On Friday, August 31 we unveiled the bronze sculpture in front of the chapel. This was the culmination of a year's work which had begun even earlier when Neil Garry and I had discussed the idea of producing something like this as a gift to the college community on behalf of the old collegians for the school centenary.
The making of a sculpture like this requires very careful planning as at every stage of production there is an element of waste, hence the term “lost wax bronze casting”.
The bronze figure is walking on the last three of eleven slate coloured tiles, the first tile is a dedication plaque, the other ten are diary entries that represent the ten decades of college history.
The construction of the sculpture started with modelling the figure in my studio in Broad Bay over the summer holidays, once this was completed the casting stage was initiated using silicon rubber and a hard jacket to contain the mould made from several sections of fibreglass.

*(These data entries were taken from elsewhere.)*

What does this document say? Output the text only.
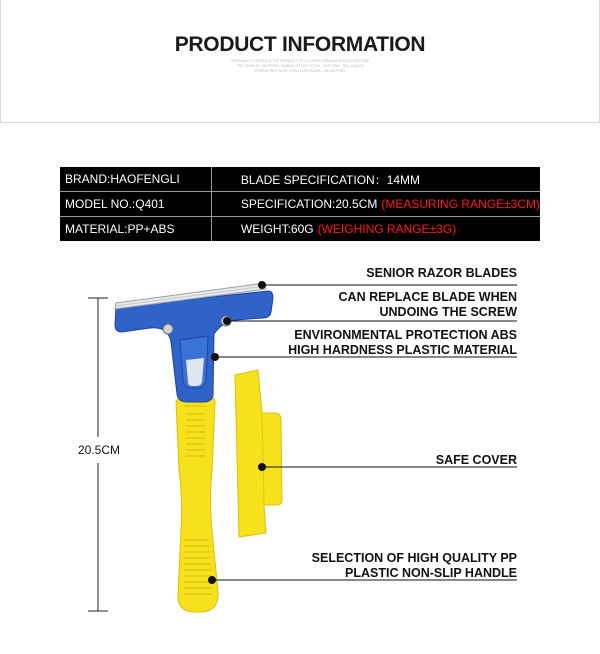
PRODUCT INFORMATION
ORIGINALITY DESIGN IS THE PRODUCT OF CLOTHING BRANDS SHOULD BECOME
THE MARK OF ANOTHER CHANGE OF LIFE STYLE , NOT ONLY TELLS EACH
PERSON BUT ALSO OPEN PURCHASED THE BUTTON
BRAND:HAOFENGLI	BLADE SPECIFICATION：14MM
MODEL NO.:Q401	SPECIFICATION:20.5CM (MEASURING RANGE±3CM)
MATERIAL:PP+ABS	WEIGHT:60G (WEIGHING RANGE±3G)
20.5CM
SENIOR RAZOR BLADES
CAN REPLACE BLADE WHEN UNDOING THE SCREW
ENVIRONMENTAL PROTECTION ABS HIGH HARDNESS PLASTIC MATERIAL
SAFE COVER
SELECTION OF HIGH QUALITY PP PLASTIC NON-SLIP HANDLE
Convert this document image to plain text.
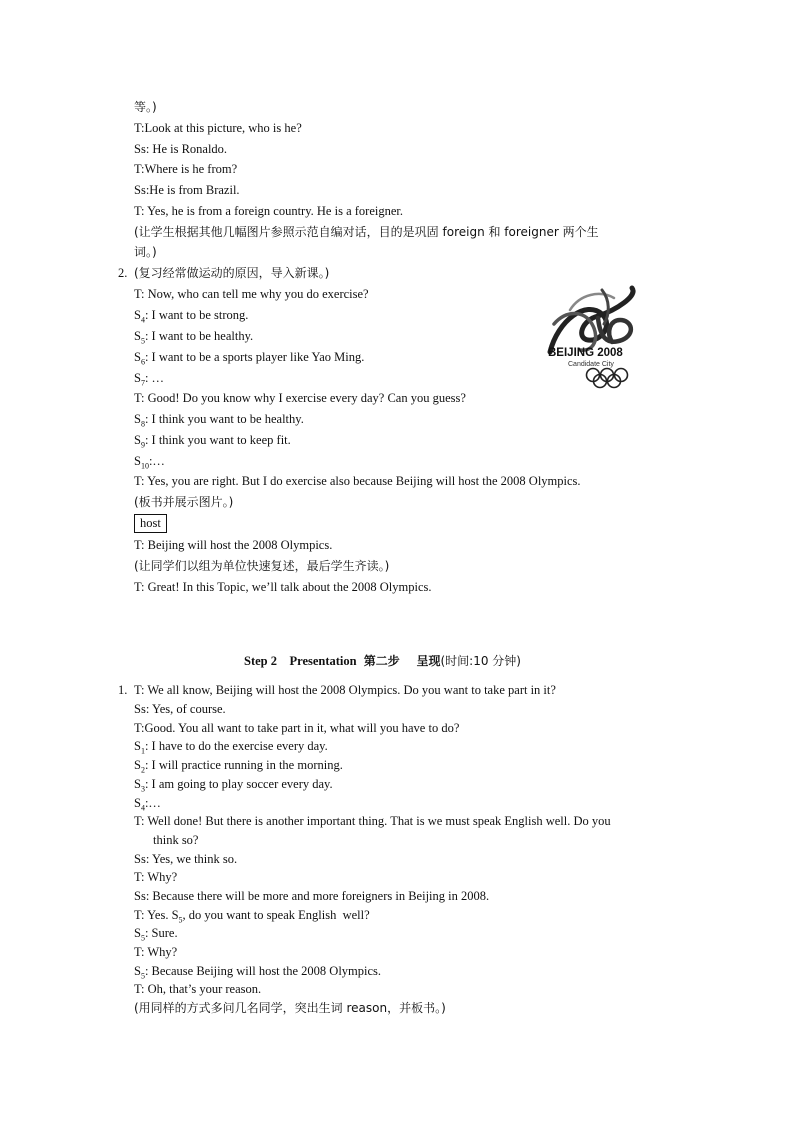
等。)
T:Look at this picture, who is he?
Ss: He is Ronaldo.
T:Where is he from?
Ss:He is from Brazil.
T: Yes, he is from a foreign country. He is a foreigner.
(让学生根据其他几幅图片参照示范自编对话，目的是巩固 foreign 和 foreigner 两个生
词。)
2. (复习经常做运动的原因，导入新课。)
T: Now, who can tell me why you do exercise?
$S_4$: I want to be strong.
$S_5$: I want to be healthy.
$S_6$: I want to be a sports player like Yao Ming.
$S_7$: …
T: Good! Do you know why I exercise every day? Can you guess?
$S_8$: I think you want to be healthy.
$S_9$: I think you want to keep fit.
$S_{10}:\dots$
T: Yes, you are right. But I do exercise also because Beijing will host the 2008 Olympics.
(板书并展示图片。)
host
T: Beijing will host the 2008 Olympics.
(让同学们以组为单位快速复述，最后学生齐读。)
T: Great! In this Topic, we’ll talk about the 2008 Olympics.
BEIJING 2008
Candidate City
Step 2    Presentation 第二步    呈现(时间:10 分钟)
1. T: We all know, Beijing will host the 2008 Olympics. Do you want to take part in it?
Ss: Yes, of course.
T:Good. You all want to take part in it, what will you have to do?
$S_1$: I have to do the exercise every day.
$S_2$: I will practice running in the morning.
$S_3$: I am going to play soccer every day.
$S_4:\dots$
T: Well done! But there is another important thing. That is we must speak English well. Do you
think so?
Ss: Yes, we think so.
T: Why?
Ss: Because there will be more and more foreigners in Beijing in 2008.
T: Yes. $S_5$, do you want to speak English  well?
$S_5$: Sure.
T: Why?
$S_5$: Because Beijing will host the 2008 Olympics.
T: Oh, that’s your reason.
(用同样的方式多问几名同学，突出生词 reason，并板书。)
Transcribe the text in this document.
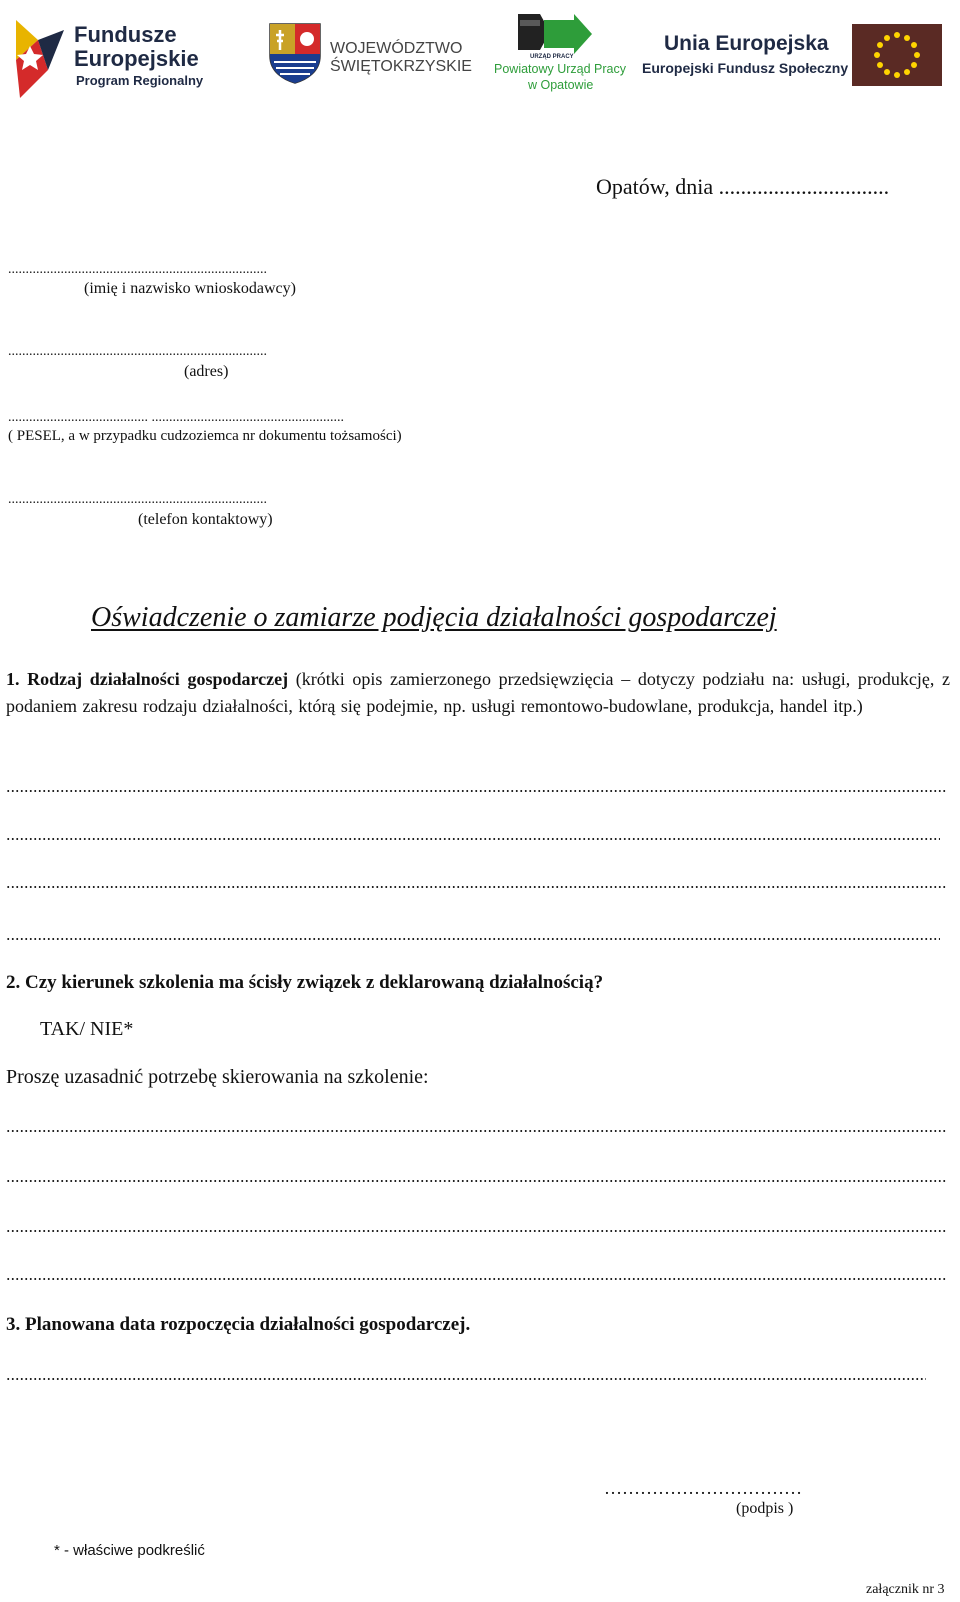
Fundusze
Europejskie
Program Regionalny
WOJEWÓDZTWO
ŚWIĘTOKRZYSKIE
URZĄD PRACY
Powiatowy Urząd Pracy
w Opatowie
Unia Europejska
Europejski Fundusz Społeczny
Opatów, dnia ...............................
..........................................................................
(imię i nazwisko wnioskodawcy)
..........................................................................
(adres)
........................................ .......................................................
( PESEL, a w przypadku cudzoziemca nr dokumentu tożsamości)
..........................................................................
(telefon kontaktowy)
Oświadczenie o zamiarze podjęcia działalności gospodarczej
1. Rodzaj działalności gospodarczej (krótki opis zamierzonego przedsięwzięcia – dotyczy podziału na: usługi, produkcję, z podaniem zakresu rodzaju działalności, którą się podejmie, np. usługi remontowo-budowlane, produkcja, handel itp.)
2. Czy kierunek szkolenia ma ścisły związek z deklarowaną działalnością?
TAK/ NIE*
Proszę uzasadnić potrzebę skierowania na szkolenie:
3. Planowana data rozpoczęcia działalności gospodarczej.
……………………………
(podpis )
* - właściwe podkreślić
załącznik nr 3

We were now at the halfway point of the project and roughly 1000 hours into it.
The next stage was to ship the moulds off to an Auckland sculpture foundry called “Monument”.
Once there, two highly competent technicians began the process of laying up wax in the moulds and transforming the wax sections into bronze. Needless to say “Monument” made an outstanding job of their part in the project and after a further five months, the bronze sculpture arrived back down here ready for a relatively easy installation.
Bronze will last for thousands of years and this sculpture will look pretty much the same as it does now for a long, long time into the future.